- first published by Harper Collins 2013
- ISBN 978-0-7322-9369-7
- 325 pages
- #2 in the Dody McLeland series
- source: my local library
Set in Edwardian London, this fantastic mystery series features Britain’s first female autopsy surgeon.
When an act of compassion misfires, autopsy surgeon Dr Dody McCleland must fight not only for her
career, but also for her life. The body of a scullery maid is discovered in her room. When it emerges that she had recently begged Dody to terminate an unwanted pregnancy, the coroner recommends Dody be tried for criminal abortion causing death. Meanwhile, the one man who might be able to help her, Chief Inspector Matthew Pike, is nowhere to be found.
After another woman’s body is discovered bearing all the hallmarks of
the same crime, Dody suspects that a rogue doctor is on the loose.
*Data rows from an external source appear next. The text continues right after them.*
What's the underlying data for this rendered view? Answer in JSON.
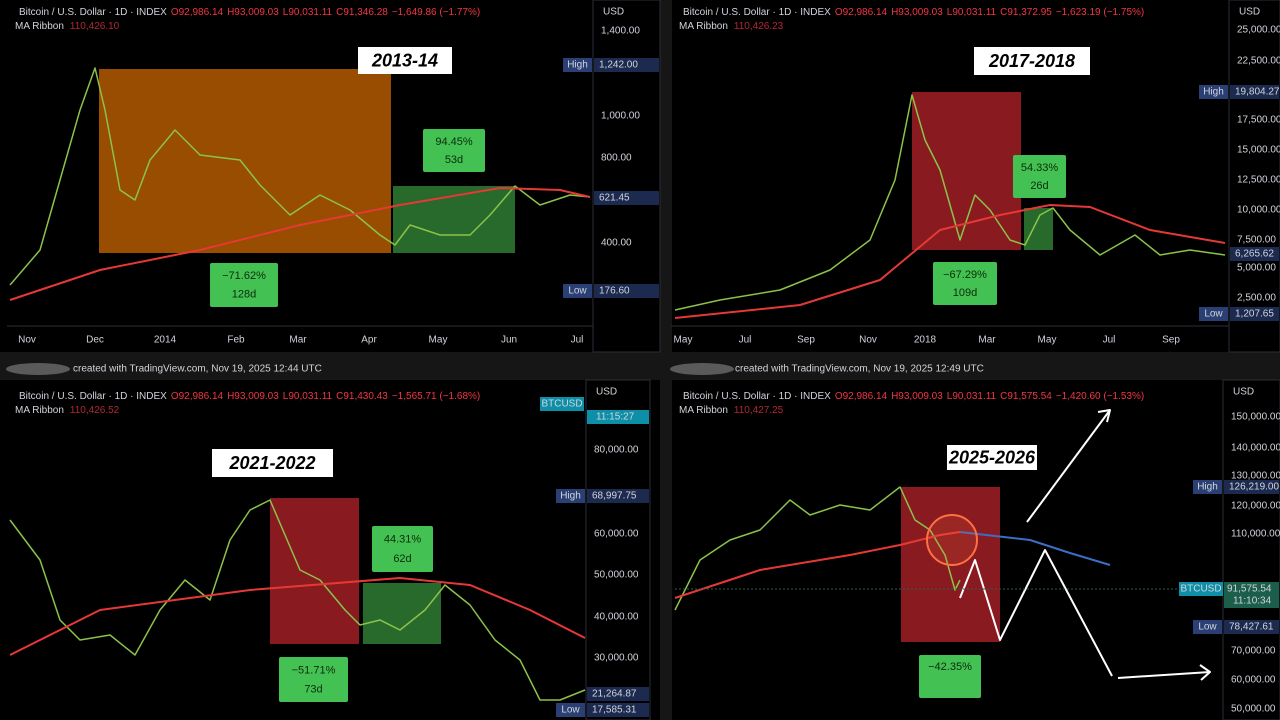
{
  "panels": [
    {
      "header": {
        "symbol": "Bitcoin / U.S. Dollar · 1D · INDEX",
        "open": "O92,986.14",
        "high": "H93,009.03",
        "low": "L90,031.11",
        "close": "C91,346.28",
        "change": "−1,649.86 (−1.77%)",
        "indicator": "MA Ribbon",
        "indicator_value": "110,426.10"
      },
      "currency": "USD",
      "title": "2013-14",
      "y_labels": [
        "1,400.00",
        "1,000.00",
        "800.00",
        "400.00"
      ],
      "x_labels": [
        "Nov",
        "Dec",
        "2014",
        "Feb",
        "Mar",
        "Apr",
        "May",
        "Jun",
        "Jul"
      ],
      "badges": {
        "high_label": "High",
        "high": "1,242.00",
        "low_label": "Low",
        "low": "176.60",
        "last": "621.45"
      },
      "annotations": [
        {
          "change": "94.45%",
          "duration": "53d"
        },
        {
          "change": "−71.62%",
          "duration": "128d"
        }
      ]
    },
    {
      "header": {
        "symbol": "Bitcoin / U.S. Dollar · 1D · INDEX",
        "open": "O92,986.14",
        "high": "H93,009.03",
        "low": "L90,031.11",
        "close": "C91,372.95",
        "change": "−1,623.19 (−1.75%)",
        "indicator": "MA Ribbon",
        "indicator_value": "110,426.23"
      },
      "currency": "USD",
      "title": "2017-2018",
      "y_labels": [
        "25,000.00",
        "22,500.00",
        "17,500.00",
        "15,000.00",
        "12,500.00",
        "10,000.00",
        "7,500.00",
        "5,000.00",
        "2,500.00"
      ],
      "x_labels": [
        "May",
        "Jul",
        "Sep",
        "Nov",
        "2018",
        "Mar",
        "May",
        "Jul",
        "Sep"
      ],
      "badges": {
        "high_label": "High",
        "high": "19,804.27",
        "low_label": "Low",
        "low": "1,207.65",
        "last": "6,265.62"
      },
      "annotations": [
        {
          "change": "54.33%",
          "duration": "26d"
        },
        {
          "change": "−67.29%",
          "duration": "109d"
        }
      ]
    },
    {
      "header": {
        "symbol": "Bitcoin / U.S. Dollar · 1D · INDEX",
        "open": "O92,986.14",
        "high": "H93,009.03",
        "low": "L90,031.11",
        "close": "C91,430.43",
        "change": "−1,565.71 (−1.68%)",
        "indicator": "MA Ribbon",
        "indicator_value": "110,426.52"
      },
      "currency": "USD",
      "title": "2021-2022",
      "y_labels": [
        "80,000.00",
        "60,000.00",
        "50,000.00",
        "40,000.00",
        "30,000.00"
      ],
      "x_labels": [],
      "badges": {
        "symbol": "BTCUSD",
        "time": "11:15:27",
        "high_label": "High",
        "high": "68,997.75",
        "low_label": "Low",
        "low": "17,585.31",
        "last": "21,264.87"
      },
      "annotations": [
        {
          "change": "44.31%",
          "duration": "62d"
        },
        {
          "change": "−51.71%",
          "duration": "73d"
        }
      ]
    },
    {
      "header": {
        "symbol": "Bitcoin / U.S. Dollar · 1D · INDEX",
        "open": "O92,986.14",
        "high": "H93,009.03",
        "low": "L90,031.11",
        "close": "C91,575.54",
        "change": "−1,420.60 (−1.53%)",
        "indicator": "MA Ribbon",
        "indicator_value": "110,427.25"
      },
      "currency": "USD",
      "title": "2025-2026",
      "y_labels": [
        "150,000.00",
        "140,000.00",
        "130,000.00",
        "120,000.00",
        "110,000.00",
        "70,000.00",
        "60,000.00",
        "50,000.00"
      ],
      "x_labels": [],
      "badges": {
        "symbol": "BTCUSD",
        "time": "11:10:34",
        "high_label": "High",
        "high": "126,219.00",
        "low_label": "Low",
        "low": "78,427.61",
        "last": "91,575.54"
      },
      "annotations": [
        {
          "change": "−42.35%"
        }
      ]
    }
  ],
  "footers": [
    "created with TradingView.com, Nov 19, 2025 12:44 UTC",
    "created with TradingView.com, Nov 19, 2025 12:49 UTC"
  ]
}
Amid
the turbulence of Edwardian London with its mix of strikes,
suffragettes, German spies, exotic dancers and an illicit drug trade,
Dody must unmask the killer before more girls are butchered and her own
life ends on the gallows.
Australian crime fiction author Felicity Young does a good job with a historical setting, giving her novel a feeling of authenticity, at the same time presenting the problems which women faced in the medical profession in the early 20th century.
Set in London in 1911, when conducting an abortion is a criminal offence, and encouraging women to practice birth control is also illegal, Dody assists the famous Sir Bernard Spilsbury in autopsies. But even with the great man’s patronage, she treads a very thin line as she advises women towards better contol of their child bearing.
Dody faces not only public opposition to women like her breaking into the professions, but also opposition among males already working there. And treachery comes from an unexpected place, almost resulting in her death.